The grants cover projects across the spectrum of science from fundamental particle physics to allocating resources at airports.
The capital grants include funding for ultra-bright lasers, electron microscopes and X-ray imaging.
‘Put simply, investment in world-class projects, equipment and people makes the UK the best place in the world to research, discover and innovate,’ said Prof Philip Nelson, EPSRC chief executive. ‘This £70m package will fuel the UK’s technological progress, help address thechallenges of today and tomorrow, and contribute to a strong economy.’
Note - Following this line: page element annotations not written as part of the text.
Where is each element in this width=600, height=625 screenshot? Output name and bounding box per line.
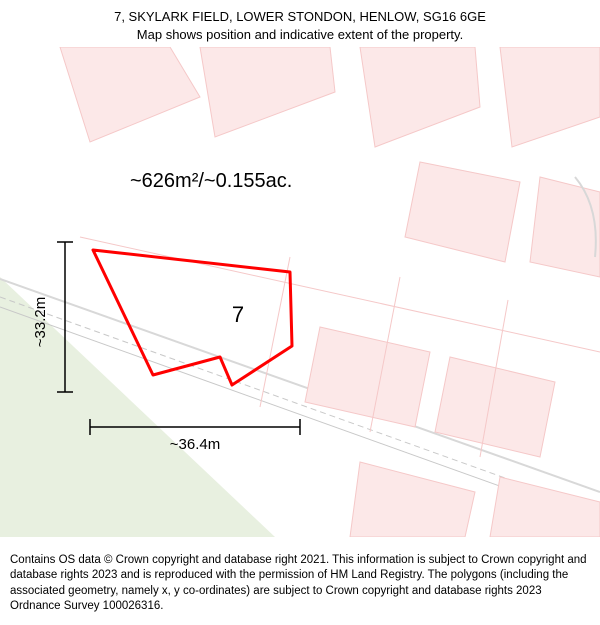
property-boundary bbox=[93, 250, 292, 385]
height-label: ~33.2m bbox=[32, 297, 49, 347]
copyright-text: Contains OS data © Crown copyright and d… bbox=[10, 554, 587, 613]
building-block bbox=[500, 47, 600, 147]
subtitle-line: Map shows position and indicative extent… bbox=[10, 26, 590, 44]
plot-number-label: 7 bbox=[232, 302, 244, 327]
building-block bbox=[530, 177, 600, 277]
building-block bbox=[60, 47, 200, 142]
map-canvas: 7 ~626m²/~0.155ac. ~33.2m ~36.4m bbox=[0, 47, 600, 537]
building-block bbox=[200, 47, 335, 137]
copyright-footer: Contains OS data © Crown copyright and d… bbox=[0, 547, 600, 625]
map-svg: 7 ~626m²/~0.155ac. ~33.2m ~36.4m bbox=[0, 47, 600, 537]
area-label: ~626m²/~0.155ac. bbox=[130, 170, 292, 192]
address-line: 7, SKYLARK FIELD, LOWER STONDON, HENLOW,… bbox=[10, 8, 590, 26]
building-block bbox=[360, 47, 480, 147]
width-label: ~36.4m bbox=[170, 436, 220, 453]
building-block bbox=[305, 327, 430, 427]
map-header: 7, SKYLARK FIELD, LOWER STONDON, HENLOW,… bbox=[0, 0, 600, 47]
building-block bbox=[350, 462, 475, 537]
building-block bbox=[405, 162, 520, 262]
plot-line bbox=[260, 257, 290, 407]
New projects announced as part of the package include SeeBiByte, a £4.5m project at Oxford University to develop computer vision methods to analyse, describe and search images and video, with a particular emphasis on image analytics — extracting useful information from large amounts of image data. This, the team said, could have applications in medicine, environmental monitoring, and defence surveillance; elsewhere at Oxford, a £5m effort to develop mobile robotics as ‘a pervasive technology of the future’ is to begin. Lancaster University is launching a £2.3m maths project called Or-Master, which will develop new ways to allocate airport resources
At Cambridge, meanwhile, a £5.1m project is to look at control of sub-atomic particle behaviour in organic and hybrid organic/inorganic semiconductors, which could have implications for digital memory; a £6.4m project at Surrey University will look at methods for making and using new optical semiconductor devices.